Group Chief Executive
Although many of today’s health sector headines revolve around the coalition government’s proposed restructuring of the NHS, we all know that trusts are feeling a more immediate impact by the Quality, Innovation, Productivity and Prevention (QIPP) programme and its challenge for the NHS to make £20bn of efficiency savings by 2015.
With healthcare budgets already struggling to cope with increasing demand – driven by an ageing population as well as the rising cost of medical technology and new drugs – finding ways to achieve greater efficiency savings while delivering improved outcomes is becoming more difficult each day as GPs are pressured to reduce referrals to secondary care providers.
The media are already reporting fertility, weight-loss and other elective surgeries, such as hip or knee replacements, being delayed or deferred as trusts struggle to balance the books. Waiting lists for lower-priority treatments are starting to rise in some parts of the country, and given these circumstances, it is not surprising that some patients are seeking to bypass the wait by opting for private treatment. This can be funded not just through the traditional health insurance route, but increasingly through ‘self-pay’ (that is, by funding their treatments out of their own pockets).
The advantages of treatment offered by the independent health sector are well known. No waiting lists, choice of consultant, treatment at a time and location convenient for the patient, high patient satisfaction rates and low risk of infection. These advantages – set against a rise in wait times and the increasing number of delisted procedures – have seen some independent hospital operators, including BMI, reporting small but noticeable upturns in demand from patients willing to pay for private care. This also reflects a small but important shift in the health insurance market, with more people now preferring to pay privately on a one-off upfront basis rather than through monthly premiums.

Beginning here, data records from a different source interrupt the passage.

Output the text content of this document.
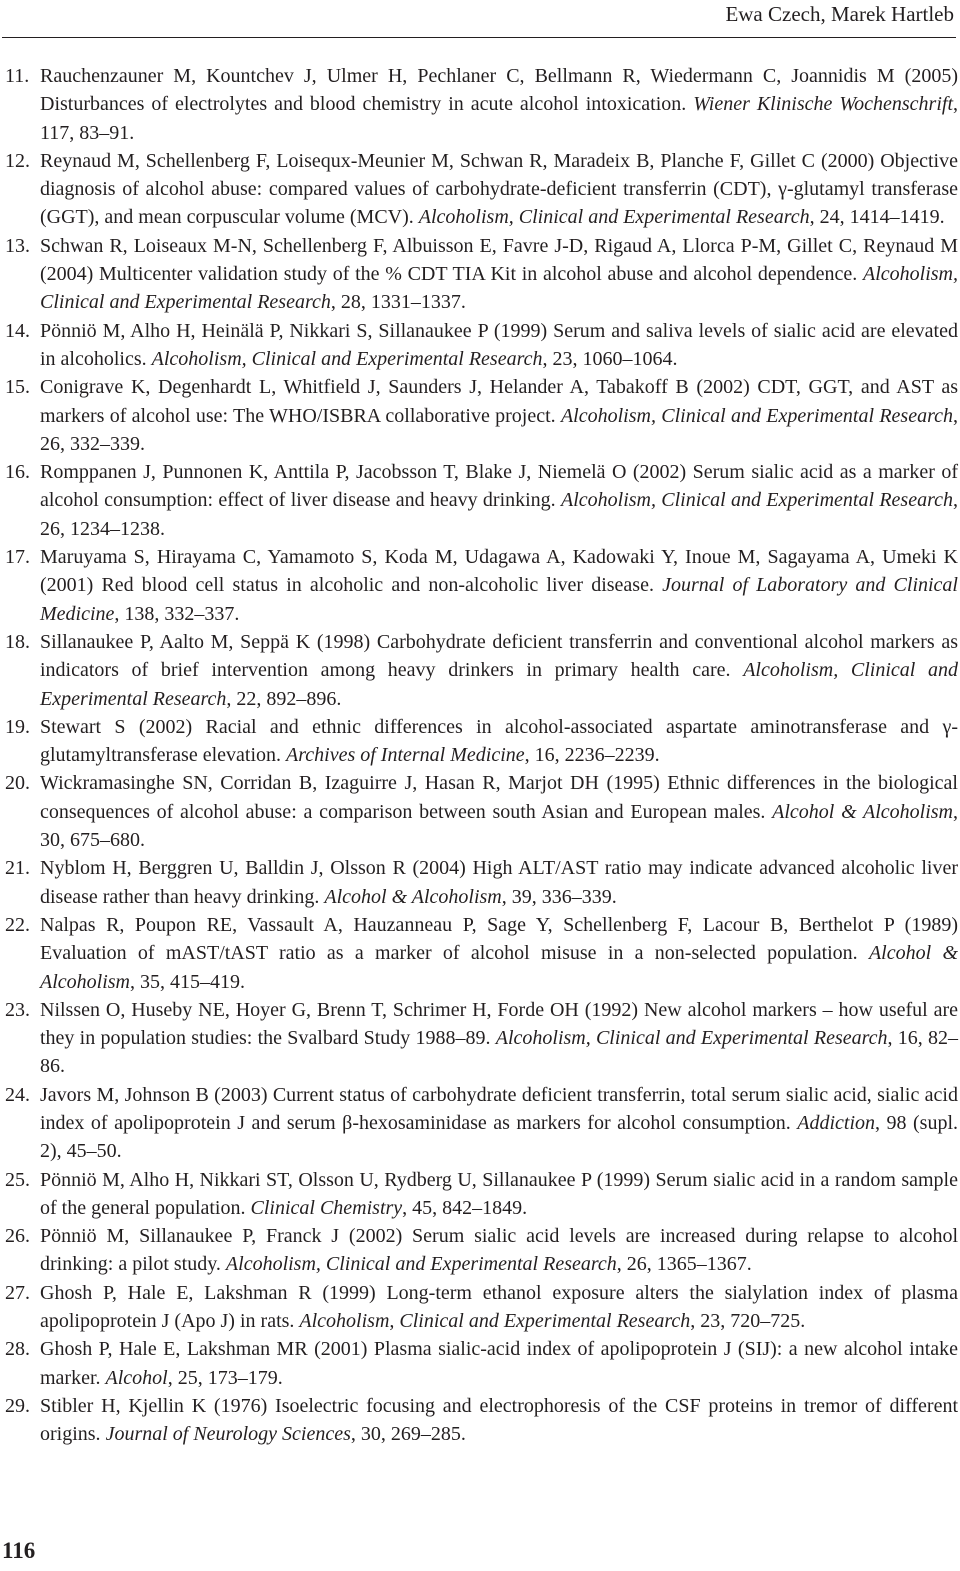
Ewa Czech, Marek Hartleb
11. Rauchenzauner M, Kountchev J, Ulmer H, Pechlaner C, Bellmann R, Wiedermann C, Joannidis M (2005) Disturbances of electrolytes and blood chemistry in acute alcohol intoxication. Wiener Klinische Wochenschrift, 117, 83–91.
12. Reynaud M, Schellenberg F, Loisequx-Meunier M, Schwan R, Maradeix B, Planche F, Gillet C (2000) Objective diagnosis of alcohol abuse: compared values of carbohydrate-deficient transferrin (CDT), γ-glutamyl transferase (GGT), and mean corpuscular volume (MCV). Alcoholism, Clinical and Experimental Research, 24, 1414–1419.
13. Schwan R, Loiseaux M-N, Schellenberg F, Albuisson E, Favre J-D, Rigaud A, Llorca P-M, Gillet C, Reynaud M (2004) Multicenter validation study of the % CDT TIA Kit in alcohol abuse and alcohol dependence. Alcoholism, Clinical and Experimental Research, 28, 1331–1337.
14. Pönniö M, Alho H, Heinälä P, Nikkari S, Sillanaukee P (1999) Serum and saliva levels of sialic acid are elevated in alcoholics. Alcoholism, Clinical and Experimental Research, 23, 1060–1064.
15. Conigrave K, Degenhardt L, Whitfield J, Saunders J, Helander A, Tabakoff B (2002) CDT, GGT, and AST as markers of alcohol use: The WHO/ISBRA collaborative project. Alcoholism, Clinical and Experimental Research, 26, 332–339.
16. Romppanen J, Punnonen K, Anttila P, Jacobsson T, Blake J, Niemelä O (2002) Serum sialic acid as a marker of alcohol consumption: effect of liver disease and heavy drinking. Alcoholism, Clinical and Experimental Research, 26, 1234–1238.
17. Maruyama S, Hirayama C, Yamamoto S, Koda M, Udagawa A, Kadowaki Y, Inoue M, Sagayama A, Umeki K (2001) Red blood cell status in alcoholic and non-alcoholic liver disease. Journal of Laboratory and Clinical Medicine, 138, 332–337.
18. Sillanaukee P, Aalto M, Seppä K (1998) Carbohydrate deficient transferrin and conventional alcohol markers as indicators of brief intervention among heavy drinkers in primary health care. Alcoholism, Clinical and Experimental Research, 22, 892–896.
19. Stewart S (2002) Racial and ethnic differences in alcohol-associated aspartate aminotransferase and γ-glutamyltransferase elevation. Archives of Internal Medicine, 16, 2236–2239.
20. Wickramasinghe SN, Corridan B, Izaguirre J, Hasan R, Marjot DH (1995) Ethnic differences in the biological consequences of alcohol abuse: a comparison between south Asian and European males. Alcohol & Alcoholism, 30, 675–680.
21. Nyblom H, Berggren U, Balldin J, Olsson R (2004) High ALT/AST ratio may indicate advanced alcoholic liver disease rather than heavy drinking. Alcohol & Alcoholism, 39, 336–339.
22. Nalpas R, Poupon RE, Vassault A, Hauzanneau P, Sage Y, Schellenberg F, Lacour B, Berthelot P (1989) Evaluation of mAST/tAST ratio as a marker of alcohol misuse in a non-selected population. Alcohol & Alcoholism, 35, 415–419.
23. Nilssen O, Huseby NE, Hoyer G, Brenn T, Schrimer H, Forde OH (1992) New alcohol markers – how useful are they in population studies: the Svalbard Study 1988–89. Alcoholism, Clinical and Experimental Research, 16, 82–86.
24. Javors M, Johnson B (2003) Current status of carbohydrate deficient transferrin, total serum sialic acid, sialic acid index of apolipoprotein J and serum β-hexosaminidase as markers for alcohol consumption. Addiction, 98 (supl. 2), 45–50.
25. Pönniö M, Alho H, Nikkari ST, Olsson U, Rydberg U, Sillanaukee P (1999) Serum sialic acid in a random sample of the general population. Clinical Chemistry, 45, 842–1849.
26. Pönniö M, Sillanaukee P, Franck J (2002) Serum sialic acid levels are increased during relapse to alcohol drinking: a pilot study. Alcoholism, Clinical and Experimental Research, 26, 1365–1367.
27. Ghosh P, Hale E, Lakshman R (1999) Long-term ethanol exposure alters the sialylation index of plasma apolipoprotein J (Apo J) in rats. Alcoholism, Clinical and Experimental Research, 23, 720–725.
28. Ghosh P, Hale E, Lakshman MR (2001) Plasma sialic-acid index of apolipoprotein J (SIJ): a new alcohol intake marker. Alcohol, 25, 173–179.
29. Stibler H, Kjellin K (1976) Isoelectric focusing and electrophoresis of the CSF proteins in tremor of different origins. Journal of Neurology Sciences, 30, 269–285.
116
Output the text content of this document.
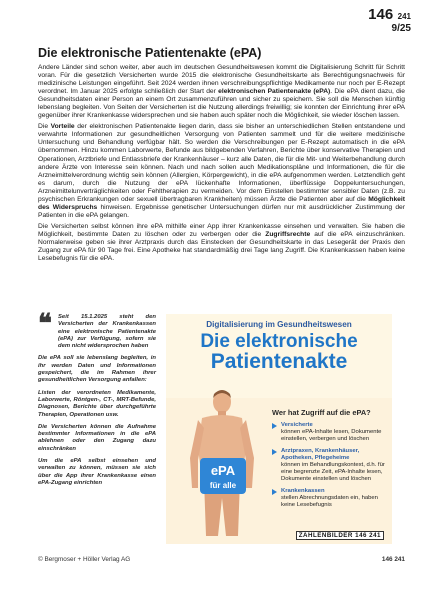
146 241
9/25
Die elektronische Patientenakte (ePA)

Andere Länder sind schon weiter, aber auch im deutschen Gesundheitswesen kommt die Digitalisierung Schritt für Schritt voran. Für die gesetzlich Versicherten wurde 2015 die elektronische Gesundheitskarte als Berechtigungsnachweis für medizinische Leistungen eingeführt. Seit 2024 werden ihnen verschreibungspflichtige Medikamente nur noch per E-Rezept verordnet. Im Januar 2025 erfolgte schließlich der Start der elektronischen Patientenakte (ePA). Die ePA dient dazu, die Gesundheitsdaten einer Person an einem Ort zusammenzuführen und sicher zu speichern. Sie soll die Menschen künftig lebenslang begleiten. Von Seiten der Versicherten ist die Nutzung allerdings freiwillig; sie konnten der Einrichtung ihrer ePA gegenüber ihrer Krankenkasse widersprechen und sie haben auch später noch die Möglichkeit, sie wieder löschen lassen.

Die Vorteile der elektronischen Patientenakte liegen darin, dass sie bisher an unterschiedlichen Stellen entstandene und verwahrte Informationen zur gesundheitlichen Versorgung von Patienten sammelt und für die weitere medizinische Untersuchung und Behandlung verfügbar hält. So werden die Verschreibungen per E-Rezept automatisch in die ePA übernommen. Hinzu kommen Laborwerte, Befunde aus bildgebenden Verfahren, Berichte über konservative Therapien und Operationen, Arztbriefe und Entlassbriefe der Krankenhäuser – kurz alle Daten, die für die Mit- und Weiterbehandlung durch andere Ärzte von Interesse sein können. Nach und nach sollen auch Medikationspläne und Informationen, die für die Arzneimittelverordnung wichtig sein können (Allergien, Körpergewicht), in die ePA aufgenommen werden. Letztendlich geht es darum, durch die Nutzung der ePA lückenhafte Informationen, überflüssige Doppeluntersuchungen, Arzneimittelunverträglichkeiten oder Fehltherapien zu vermeiden. Vor dem Einstellen bestimmter sensibler Daten (z.B. zu psychischen Erkrankungen oder sexuell übertragbaren Krankheiten) müssen Ärzte die Patienten aber auf die Möglichkeit des Widerspruchs hinweisen. Ergebnisse genetischer Untersuchungen dürfen nur mit ausdrücklicher Zustimmung der Patienten in die ePA gelangen.

Die Versicherten selbst können ihre ePA mithilfe einer App ihrer Krankenkasse einsehen und verwalten. Sie haben die Möglichkeit, bestimmte Daten zu löschen oder zu verbergen oder die Zugriffsrechte auf die ePA einzuschränken. Normalerweise geben sie ihrer Arztpraxis durch das Einstecken der Gesundheitskarte in das Lesegerät der Praxis den Zugang zur ePA für 90 Tage frei. Eine Apotheke hat standardmäßig drei Tage lang Zugriff. Die Krankenkassen haben keine Lesebefugnis für die ePA.

❝	Seit 15.1.2025 steht den Versicherten der Krankenkassen eine elektronische Patientenakte (ePA) zur Verfügung, sofern sie dem nicht widersprochen haben

Die ePA soll sie lebenslang begleiten, in ihr werden Daten und Informationen gespeichert, die im Rahmen ihrer gesundheitlichen Versorgung anfallen:

Listen der verordneten Medikamente, Laborwerte, Röntgen-, CT-, MRT-Befunde, Diagnosen, Berichte über durchgeführte Therapien, Operationen usw.

Die Versicherten können die Aufnahme bestimmter Informationen in die ePA ablehnen oder den Zugang dazu einschränken

Um die ePA selbst einsehen und verwalten zu können, müssen sie sich über die App ihrer Krankenkasse einen ePA-Zugang einrichten

Digitalisierung im Gesundheitswesen
Die elektronische
Patientenakte
ePA
für alle
Wer hat Zugriff auf die ePA?
Versicherte
können ePA-Inhalte lesen, Dokumente einstellen, verbergen und löschen
Arztpraxen, Krankenhäuser, Apotheken, Pflegeheime
können im Behandlungskontext, d.h. für eine begrenzte Zeit, ePA-Inhalte lesen, Dokumente einstellen und löschen
Krankenkassen
stellen Abrechnungsdaten ein, haben keine Lesebefugnis
ZAHLENBILDER 146 241
© Bergmoser + Höller Verlag AG	146 241
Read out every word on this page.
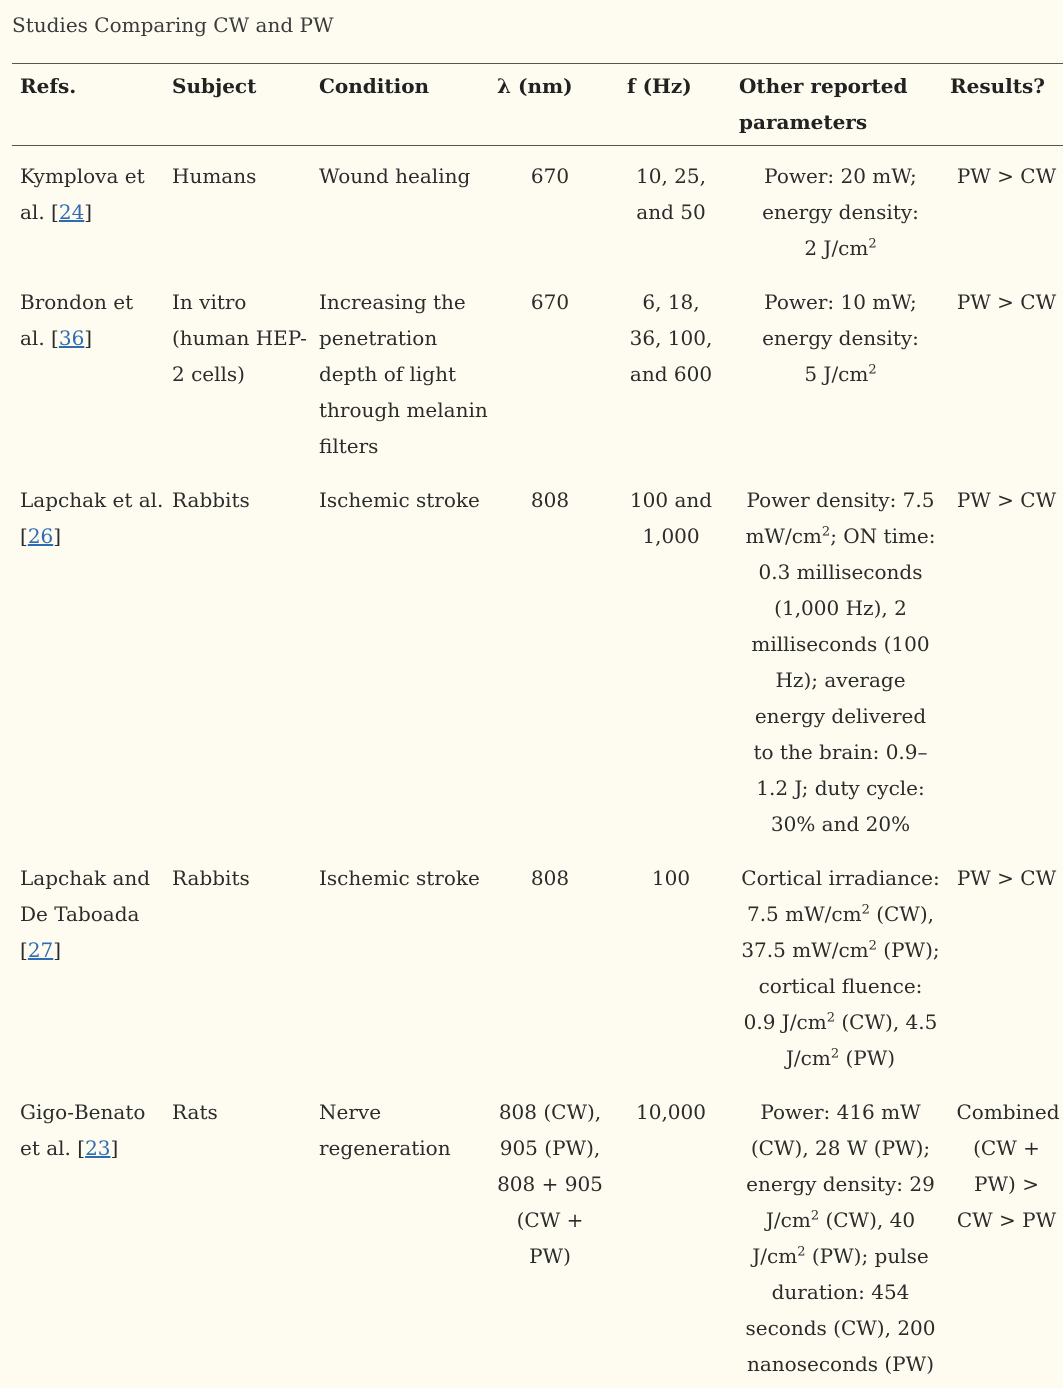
Studies Comparing CW and PW
Refs.	Subject	Condition	λ (nm)	f (Hz)	Other reported parameters	Results?
Kymplova et al. [24]	Humans	Wound healing	670	10, 25, and 50	Power: 20 mW; energy density: 2 $J/cm^2$	PW > CW
Brondon et al. [36]	In vitro (human HEP-2 cells)	Increasing the penetration depth of light through melanin filters	670	6, 18, 36, 100, and 600	Power: 10 mW; energy density: 5 $J/cm^2$	PW > CW
Lapchak et al. [26]	Rabbits	Ischemic stroke	808	100 and 1,000	Power density: 7.5 $mW/cm^2$; ON time: 0.3 milliseconds (1,000 Hz), 2 milliseconds (100 Hz); average energy delivered to the brain: 0.9–1.2 J; duty cycle: 30% and 20%	PW > CW
Lapchak and De Taboada [27]	Rabbits	Ischemic stroke	808	100	Cortical irradiance: 7.5 $mW/cm^2$ (CW), 37.5 $mW/cm^2$ (PW); cortical fluence: 0.9 $J/cm^2$ (CW), 4.5 $J/cm^2$ (PW)	PW > CW
Gigo-Benato et al. [23]	Rats	Nerve regeneration	808 (CW), 905 (PW), 808 + 905 (CW + PW)	10,000	Power: 416 mW (CW), 28 W (PW); energy density: 29 $J/cm^2$ (CW), 40 $J/cm^2$ (PW); pulse duration: 454 seconds (CW), 200 nanoseconds (PW)	Combined (CW + PW) > CW > PW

Another reason for the growth in this part of the market is that independent hospital operators are putting greater effort into promoting self-pay as a funding option, with prices seen as good value given the associated quality of life benefits. For example, the cost of hernia surgery can start from as little as £1,300, and £1,800 for cataract removal. At BMI Healthcare, our own patient experience shows that self-pay is increasingly being seen as a viable option for people seeking timely care, with some patients more than happy to cancel a holiday in order to pay for a new knee or hip.
We are of course conscious that not everyone can afford independent treatment. However, offering patient choice is paramount and reminding people of the option of using their insurance or self-paying for private treatment can only release savings for the NHS and pressure on your own practice.